在本篇論文中，我們主要探討在無線感測網路中的定位技術。近年來由於感測網路相關研究蓬勃的發展，許多應用與通訊協定紛紛被提出，像是：感測網路涵蓋範圍的計算、目標物的偵測追蹤或是地理式路由等等…各種服務；然而，在這種種應用或是通訊協定實行之前，皆必須先取得感測節點的位置資訊，而這些節點一般會透過隨機部署的方式散播在監測的區域範圍中。因此，如何定位出這些隨機部署在監測區域的感測節點即為本篇論文所要解決的問題。
定位問題的解決方案一般可以分為兩種策略模式:Range-Based和Range-Free。Range-Based主要的作法是藉由測量節點與節點之間的距離或角度，透過所得到的距離資訊來定位節點本身所在的位置；然而，由於Range-Based的作法需要在每個節點上皆裝備額外的硬體設備（像是:聲納或是 GPS）以進行距離的測量，使得在實行上需要較高的硬體成本與消耗較高的能量於訊息的溝通。因此，在感測網路中的定位問題一般採取Range-Free的策略模式：藉由在感測節點中，部署少許的錨點（Anchor node），這些錨點能透過某些設備裝置（例如：GPS）定位出自己的位置。而其餘未知節點透過錨點所傳送的資訊，以簡單的演算法達成定位的目的，不需進一步透過取得距離資訊的方式來實行定位。
在本篇論文中提出了兩種以Range-Free策略模式下的定位方法：Localization by Likelihood Evaluation（LLE）和Localization by Likelihood Evaluation with Radio Frequency（LLE_RF）。LLE主要會利用附近two-hop範圍內的錨點資訊，先找出感測器所在的可能範圍，再透過信號衰減模型（path loss model）的協助預測節點最有可能坐落的位置，並且考量在有效地控制通訊與計算成本下，提供一套較符合實際無線通訊環境的演算法；而LLE_RF則是進一步利用信號強度的資訊，將其導入所定義的信號傳遞模型中，實行更為精確的定位。在我們最後的實驗結果中，可以顯現LLE和LLE_RF能相較於目前其他的定位方法在較低的通訊成本下，提供更為精確的定位效能；並且考量在外在環境因素的影響下，能相較於其他方法有較好的定位結果。

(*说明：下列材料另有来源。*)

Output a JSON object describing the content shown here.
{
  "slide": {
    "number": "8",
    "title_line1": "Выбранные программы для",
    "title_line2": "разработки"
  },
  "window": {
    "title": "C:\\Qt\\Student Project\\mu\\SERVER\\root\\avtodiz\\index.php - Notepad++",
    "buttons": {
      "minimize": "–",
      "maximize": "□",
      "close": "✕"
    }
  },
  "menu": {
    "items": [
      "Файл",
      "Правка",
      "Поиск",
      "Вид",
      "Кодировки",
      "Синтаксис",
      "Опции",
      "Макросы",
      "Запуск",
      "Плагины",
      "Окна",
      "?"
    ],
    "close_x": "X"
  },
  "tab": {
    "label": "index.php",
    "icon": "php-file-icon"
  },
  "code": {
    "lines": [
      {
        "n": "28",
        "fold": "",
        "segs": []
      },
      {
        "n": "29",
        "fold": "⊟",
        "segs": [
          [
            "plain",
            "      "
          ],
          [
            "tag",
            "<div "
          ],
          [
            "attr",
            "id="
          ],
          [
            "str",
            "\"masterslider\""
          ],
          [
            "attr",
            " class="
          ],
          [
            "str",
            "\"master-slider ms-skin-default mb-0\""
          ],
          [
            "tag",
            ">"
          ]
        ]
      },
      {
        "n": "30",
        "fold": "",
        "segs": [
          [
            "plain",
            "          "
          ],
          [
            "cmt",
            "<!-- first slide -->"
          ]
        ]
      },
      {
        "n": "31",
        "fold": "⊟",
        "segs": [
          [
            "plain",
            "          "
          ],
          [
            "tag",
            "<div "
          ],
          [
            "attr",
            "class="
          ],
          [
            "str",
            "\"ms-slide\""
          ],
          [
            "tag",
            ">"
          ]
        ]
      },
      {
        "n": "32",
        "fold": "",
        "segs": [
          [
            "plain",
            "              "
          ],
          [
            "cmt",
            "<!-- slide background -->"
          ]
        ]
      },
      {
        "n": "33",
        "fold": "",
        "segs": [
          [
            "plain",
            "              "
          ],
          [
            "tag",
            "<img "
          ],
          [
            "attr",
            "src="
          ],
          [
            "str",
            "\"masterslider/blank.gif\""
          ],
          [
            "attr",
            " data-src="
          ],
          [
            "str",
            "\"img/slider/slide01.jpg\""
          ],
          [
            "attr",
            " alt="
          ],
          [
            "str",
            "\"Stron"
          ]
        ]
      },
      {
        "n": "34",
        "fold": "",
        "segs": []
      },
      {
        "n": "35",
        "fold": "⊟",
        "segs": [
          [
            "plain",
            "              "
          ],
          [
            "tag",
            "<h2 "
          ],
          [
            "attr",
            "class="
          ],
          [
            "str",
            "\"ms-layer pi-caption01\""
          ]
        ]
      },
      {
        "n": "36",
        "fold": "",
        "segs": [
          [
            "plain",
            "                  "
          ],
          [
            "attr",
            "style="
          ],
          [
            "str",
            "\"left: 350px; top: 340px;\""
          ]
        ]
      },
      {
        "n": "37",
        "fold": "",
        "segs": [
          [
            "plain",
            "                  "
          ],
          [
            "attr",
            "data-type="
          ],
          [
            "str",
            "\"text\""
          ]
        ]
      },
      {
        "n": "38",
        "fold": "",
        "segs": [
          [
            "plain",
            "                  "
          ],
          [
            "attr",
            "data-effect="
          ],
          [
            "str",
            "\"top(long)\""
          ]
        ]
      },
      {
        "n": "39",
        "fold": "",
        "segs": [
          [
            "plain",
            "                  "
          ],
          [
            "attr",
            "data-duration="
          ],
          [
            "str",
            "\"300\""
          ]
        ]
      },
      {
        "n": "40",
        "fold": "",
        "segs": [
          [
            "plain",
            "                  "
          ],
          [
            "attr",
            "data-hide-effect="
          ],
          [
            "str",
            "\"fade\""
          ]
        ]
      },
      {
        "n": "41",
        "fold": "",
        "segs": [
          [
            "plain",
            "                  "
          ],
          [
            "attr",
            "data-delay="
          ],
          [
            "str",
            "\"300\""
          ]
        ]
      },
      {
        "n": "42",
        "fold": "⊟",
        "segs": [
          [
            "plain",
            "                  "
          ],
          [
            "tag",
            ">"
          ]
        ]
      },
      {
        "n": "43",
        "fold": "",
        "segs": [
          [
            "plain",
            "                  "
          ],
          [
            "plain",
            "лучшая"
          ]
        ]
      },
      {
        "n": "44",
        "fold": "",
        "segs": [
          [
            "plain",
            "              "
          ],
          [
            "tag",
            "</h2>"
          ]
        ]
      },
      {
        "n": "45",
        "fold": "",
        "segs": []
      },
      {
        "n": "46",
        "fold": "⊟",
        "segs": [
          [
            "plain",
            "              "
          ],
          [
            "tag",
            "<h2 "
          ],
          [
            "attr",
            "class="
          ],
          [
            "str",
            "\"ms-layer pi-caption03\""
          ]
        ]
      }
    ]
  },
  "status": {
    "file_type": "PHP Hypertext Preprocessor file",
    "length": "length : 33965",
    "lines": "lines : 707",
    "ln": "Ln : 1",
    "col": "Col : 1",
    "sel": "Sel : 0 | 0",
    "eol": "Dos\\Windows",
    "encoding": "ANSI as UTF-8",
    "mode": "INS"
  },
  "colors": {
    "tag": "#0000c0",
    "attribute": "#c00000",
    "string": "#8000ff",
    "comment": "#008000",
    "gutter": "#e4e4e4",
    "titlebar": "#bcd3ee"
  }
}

Localization is a fundamental and important issue for wireless sensor networks (WSNs). Many applications and protocols in WSNs are based on the assumption that sensors are aware of their locations. For example, coverage calculation in a WSN, geographic-based routing, event detection or target tracking. Sensing nodes are usually randomly deployed in the monitored area without location information. This thesis focuses on developing effective and accurate localization methods for sensor nodes in a random deployment.
Conventionally, localization methods can be categorized into Range-Based and Range-Free approaches. Range-Based approaches calculate location based on absolute point-to-point distance estimates or angle estimates. However, to estimate the distance or angle between two sensors, sonar or GPS must be installed in each node and higher energy consumption is required for information exchange. The cost is too high and not scalable for large WSNs. In contrast, Range-Free localization is cost-effective alternative. In such approaches, unknown nodes estimate their location using information from anchor nodes without distance estimations.
In this paper, two novel Range-Free based localization algorithms namely Localization by Likelihood Evaluation (LLE) and Localization by Likelihood Evaluation with Radio Frequency (LLE_RF) are proposed. LLE estimates the potential location region using the information from anchors within two-hops. It then finds the optimal location of the sensor by evaluating likelihood over the potential region. LLE_RF further takes advantage of the received signal strength to find a sensor’s location with better accuracy. Through extensive simulations, we show that the proposed schemes outperform many state of the art approaches in terms of localization accuracy and communication cost, and can much apply to the real environment with noise effect.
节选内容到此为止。